I have made these trips many times and have learned considerably from experience. My intention is to share all of the relevant details with you so you can avoid making mistakes I have learned from my more than 25 years career.
This eBook assumes your company to be a small or medium size importer with an established customer base in your home country or a company interested in starting their own importing business but lacking the necessary experience to do so.
Thorough trip preparations will make your business trip to China more successful and will help reduce your travel expenses. This eBook provides you with the knowledge and tips to achieve those objectives.

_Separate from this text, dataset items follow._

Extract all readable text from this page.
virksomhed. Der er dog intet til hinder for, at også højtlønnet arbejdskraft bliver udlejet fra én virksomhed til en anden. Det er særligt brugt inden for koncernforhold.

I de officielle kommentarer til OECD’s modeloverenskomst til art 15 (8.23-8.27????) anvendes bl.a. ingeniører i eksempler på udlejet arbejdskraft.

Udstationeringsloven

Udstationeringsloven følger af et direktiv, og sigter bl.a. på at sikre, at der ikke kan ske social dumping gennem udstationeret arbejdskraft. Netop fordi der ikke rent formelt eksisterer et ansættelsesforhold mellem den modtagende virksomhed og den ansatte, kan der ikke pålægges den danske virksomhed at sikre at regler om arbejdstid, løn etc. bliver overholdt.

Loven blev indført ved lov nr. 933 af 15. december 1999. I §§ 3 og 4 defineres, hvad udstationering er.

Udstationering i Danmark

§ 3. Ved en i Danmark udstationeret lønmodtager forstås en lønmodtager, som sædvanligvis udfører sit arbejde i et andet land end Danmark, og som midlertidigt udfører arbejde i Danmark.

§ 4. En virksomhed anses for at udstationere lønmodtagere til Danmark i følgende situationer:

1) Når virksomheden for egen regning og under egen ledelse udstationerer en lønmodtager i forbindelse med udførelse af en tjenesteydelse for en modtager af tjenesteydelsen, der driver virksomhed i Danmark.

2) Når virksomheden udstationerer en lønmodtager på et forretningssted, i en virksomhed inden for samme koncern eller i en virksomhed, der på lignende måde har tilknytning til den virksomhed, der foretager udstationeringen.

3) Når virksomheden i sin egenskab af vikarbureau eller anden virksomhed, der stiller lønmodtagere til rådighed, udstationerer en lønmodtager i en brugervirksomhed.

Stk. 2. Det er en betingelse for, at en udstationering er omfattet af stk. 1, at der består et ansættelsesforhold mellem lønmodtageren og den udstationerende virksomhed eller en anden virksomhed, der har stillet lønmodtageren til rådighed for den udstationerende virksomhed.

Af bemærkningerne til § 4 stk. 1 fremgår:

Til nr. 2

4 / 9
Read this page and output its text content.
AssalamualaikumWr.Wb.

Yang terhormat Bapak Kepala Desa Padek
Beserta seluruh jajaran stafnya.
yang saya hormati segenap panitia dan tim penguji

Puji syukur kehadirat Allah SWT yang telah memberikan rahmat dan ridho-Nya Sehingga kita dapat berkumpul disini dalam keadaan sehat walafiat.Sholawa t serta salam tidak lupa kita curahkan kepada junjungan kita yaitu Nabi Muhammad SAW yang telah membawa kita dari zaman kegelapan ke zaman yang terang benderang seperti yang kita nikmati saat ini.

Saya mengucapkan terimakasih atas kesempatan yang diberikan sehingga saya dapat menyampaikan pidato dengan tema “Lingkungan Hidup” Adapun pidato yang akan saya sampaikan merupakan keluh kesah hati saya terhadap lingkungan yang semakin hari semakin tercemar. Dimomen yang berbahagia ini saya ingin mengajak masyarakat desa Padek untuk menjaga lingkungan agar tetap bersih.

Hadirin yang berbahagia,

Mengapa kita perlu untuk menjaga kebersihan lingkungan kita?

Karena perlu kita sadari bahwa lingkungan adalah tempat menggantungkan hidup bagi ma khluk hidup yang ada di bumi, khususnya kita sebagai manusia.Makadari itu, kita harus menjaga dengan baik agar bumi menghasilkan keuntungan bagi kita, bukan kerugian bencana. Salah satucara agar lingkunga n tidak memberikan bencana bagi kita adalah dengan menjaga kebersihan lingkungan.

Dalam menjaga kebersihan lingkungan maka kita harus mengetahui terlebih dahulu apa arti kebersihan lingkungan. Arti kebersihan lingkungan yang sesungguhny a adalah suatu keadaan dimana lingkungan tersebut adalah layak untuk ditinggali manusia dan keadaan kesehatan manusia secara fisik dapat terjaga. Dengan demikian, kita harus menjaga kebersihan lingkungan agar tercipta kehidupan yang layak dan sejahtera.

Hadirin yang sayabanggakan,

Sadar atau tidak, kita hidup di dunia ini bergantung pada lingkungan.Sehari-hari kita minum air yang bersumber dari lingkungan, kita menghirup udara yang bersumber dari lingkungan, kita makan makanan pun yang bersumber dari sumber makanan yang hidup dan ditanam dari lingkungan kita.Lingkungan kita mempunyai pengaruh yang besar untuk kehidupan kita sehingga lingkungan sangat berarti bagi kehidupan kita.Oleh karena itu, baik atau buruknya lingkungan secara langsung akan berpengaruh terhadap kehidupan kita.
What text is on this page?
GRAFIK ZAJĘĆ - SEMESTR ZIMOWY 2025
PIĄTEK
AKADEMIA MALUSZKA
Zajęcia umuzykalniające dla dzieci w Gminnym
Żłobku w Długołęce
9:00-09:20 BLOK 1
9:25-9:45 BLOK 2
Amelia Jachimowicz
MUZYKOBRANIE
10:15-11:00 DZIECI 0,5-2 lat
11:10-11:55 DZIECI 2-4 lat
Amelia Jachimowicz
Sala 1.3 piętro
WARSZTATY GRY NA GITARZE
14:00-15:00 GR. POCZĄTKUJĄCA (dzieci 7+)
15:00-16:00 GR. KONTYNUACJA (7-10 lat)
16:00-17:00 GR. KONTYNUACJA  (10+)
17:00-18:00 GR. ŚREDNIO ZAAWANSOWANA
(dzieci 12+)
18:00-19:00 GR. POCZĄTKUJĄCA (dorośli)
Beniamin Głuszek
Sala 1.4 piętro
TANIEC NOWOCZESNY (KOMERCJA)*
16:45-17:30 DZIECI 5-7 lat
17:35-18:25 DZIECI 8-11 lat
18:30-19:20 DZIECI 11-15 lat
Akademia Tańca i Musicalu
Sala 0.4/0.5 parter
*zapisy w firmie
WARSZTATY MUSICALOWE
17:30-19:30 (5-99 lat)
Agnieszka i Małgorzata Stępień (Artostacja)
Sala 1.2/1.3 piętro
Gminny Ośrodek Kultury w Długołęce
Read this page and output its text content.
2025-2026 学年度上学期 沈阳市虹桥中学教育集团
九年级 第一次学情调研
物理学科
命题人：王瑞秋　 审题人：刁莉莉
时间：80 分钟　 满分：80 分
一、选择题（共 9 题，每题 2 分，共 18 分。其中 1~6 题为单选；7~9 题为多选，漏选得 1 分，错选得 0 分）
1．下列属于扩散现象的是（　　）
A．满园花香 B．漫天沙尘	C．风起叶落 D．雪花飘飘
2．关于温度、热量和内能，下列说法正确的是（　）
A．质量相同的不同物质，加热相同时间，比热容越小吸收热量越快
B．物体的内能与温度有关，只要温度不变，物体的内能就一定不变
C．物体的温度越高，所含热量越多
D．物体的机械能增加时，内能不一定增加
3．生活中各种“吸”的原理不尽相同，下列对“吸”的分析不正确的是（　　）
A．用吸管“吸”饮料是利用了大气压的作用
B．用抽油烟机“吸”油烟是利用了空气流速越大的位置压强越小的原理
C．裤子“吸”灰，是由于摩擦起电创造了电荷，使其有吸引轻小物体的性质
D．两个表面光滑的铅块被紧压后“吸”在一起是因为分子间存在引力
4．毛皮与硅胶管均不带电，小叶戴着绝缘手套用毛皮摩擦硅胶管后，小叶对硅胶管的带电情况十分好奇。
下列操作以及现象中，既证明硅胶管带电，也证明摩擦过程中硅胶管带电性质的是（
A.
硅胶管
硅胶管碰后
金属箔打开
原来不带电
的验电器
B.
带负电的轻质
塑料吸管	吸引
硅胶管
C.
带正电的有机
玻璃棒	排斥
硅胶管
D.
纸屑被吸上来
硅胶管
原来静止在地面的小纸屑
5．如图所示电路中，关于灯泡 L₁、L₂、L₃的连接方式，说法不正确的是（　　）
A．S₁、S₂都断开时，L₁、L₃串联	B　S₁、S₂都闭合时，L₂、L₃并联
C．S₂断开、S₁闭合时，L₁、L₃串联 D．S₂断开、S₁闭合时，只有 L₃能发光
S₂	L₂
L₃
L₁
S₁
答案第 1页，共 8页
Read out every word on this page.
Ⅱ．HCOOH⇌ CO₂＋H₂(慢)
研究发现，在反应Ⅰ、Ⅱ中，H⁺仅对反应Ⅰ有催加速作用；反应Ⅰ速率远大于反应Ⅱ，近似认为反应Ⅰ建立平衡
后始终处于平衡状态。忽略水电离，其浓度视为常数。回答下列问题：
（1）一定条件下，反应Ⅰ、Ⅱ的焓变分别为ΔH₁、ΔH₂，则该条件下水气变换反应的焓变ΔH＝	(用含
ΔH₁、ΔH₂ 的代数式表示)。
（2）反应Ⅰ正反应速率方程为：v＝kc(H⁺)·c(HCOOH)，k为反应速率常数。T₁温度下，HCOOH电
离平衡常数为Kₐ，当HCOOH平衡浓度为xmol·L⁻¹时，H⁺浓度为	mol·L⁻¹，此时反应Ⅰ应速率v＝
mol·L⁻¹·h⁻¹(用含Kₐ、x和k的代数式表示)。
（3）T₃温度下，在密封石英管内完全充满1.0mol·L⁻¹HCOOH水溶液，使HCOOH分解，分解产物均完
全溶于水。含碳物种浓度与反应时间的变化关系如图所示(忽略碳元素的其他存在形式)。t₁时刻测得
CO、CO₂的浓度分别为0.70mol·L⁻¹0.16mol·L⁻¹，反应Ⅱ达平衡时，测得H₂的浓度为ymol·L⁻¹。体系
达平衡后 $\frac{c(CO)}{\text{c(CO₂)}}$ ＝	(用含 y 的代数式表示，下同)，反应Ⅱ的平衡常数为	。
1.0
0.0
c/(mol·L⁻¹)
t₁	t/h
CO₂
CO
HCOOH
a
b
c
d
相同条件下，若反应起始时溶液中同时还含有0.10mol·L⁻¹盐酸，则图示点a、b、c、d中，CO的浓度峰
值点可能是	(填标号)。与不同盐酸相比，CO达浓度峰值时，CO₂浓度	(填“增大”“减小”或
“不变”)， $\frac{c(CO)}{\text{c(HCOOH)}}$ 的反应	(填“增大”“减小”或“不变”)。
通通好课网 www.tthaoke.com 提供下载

Business trips to China and the associated negotiations with your Chinese business partners will have different goals and therefore need different types of preparation.
I will focus on the following 4 main goals that typical business travelers to China have on their agenda:
Goal 1 – Visiting a new factory for the first detailed evaluation
These could be suppliers or factories you have previously met during one of the Chinese Trade Fairs or suppliers/factories and have been in contact with from your home country. Naturally, you want to spend most of your time evaluating these suppliers/factories to determine if they can comply with your requirements for your imported goods.
Goal 2 – Visiting a factory to discuss a new large volume project
The goal of this visit assumes a certain familiarity with the factory. Without knowledge of the factory, you would not want to place a large volume order with all the inherent risks involved. Preparations will mostly focus on the details of your project.
It is not advisable to entrust a new supplier/factory with an order without first conducting an evaluation, either yourself or by an Importing Consultant like our company: http://www.webmediabiz.com/consulting/ If you want to avoid unpleasant surprises, do not blindly place an order.
Goal 3 – Visiting a factory where you are having major problems with the quality and/or delivery schedule
The first thing you must do is find out what caused the problems. The reasons provided by the supplier/factory may not be the whole reason and possibly even involves a cover-up. These problems will cost you money if they are not solved quickly. You will need all of your investigative skills to find the root cause. Here it is a good idea to bring your own interpreter because you may need to talk to the supplier’s or factory’s engineers directly to obtain important information and directly advise the people involved.
Goal 4 – Detailed negotiates of conditions and prices for new large volume orders
Similar to goal 2, here the preparations will mostly focus on the details of your project. Again, you have already visited this supplier/factory, performed a thorough evaluation, and concluded they have the background, experience, and capability to deliver what you want.
The difference with this visit is that you are now prepared to place the order and want to take advantage of your last opportunity to negotiate the price and terms. When you have large volume orders in your hand, you have stronger bargaining power towards your supplier/factory because larger orders also allow the suppliers/factories to save costs by buying raw material and components at special bulk prices.
Nowadays, I would say it is the only chance to negotiate better conditions and prices because increasing costs are forcing the factories to order raw material and components only after they have received your L/C. If it is really a larger than average volume order, your supplier/factory will get better prices and conditions and they may be able to pass some of the savings along to you. We will keep these four goals in mind as we progress through the rest of the book.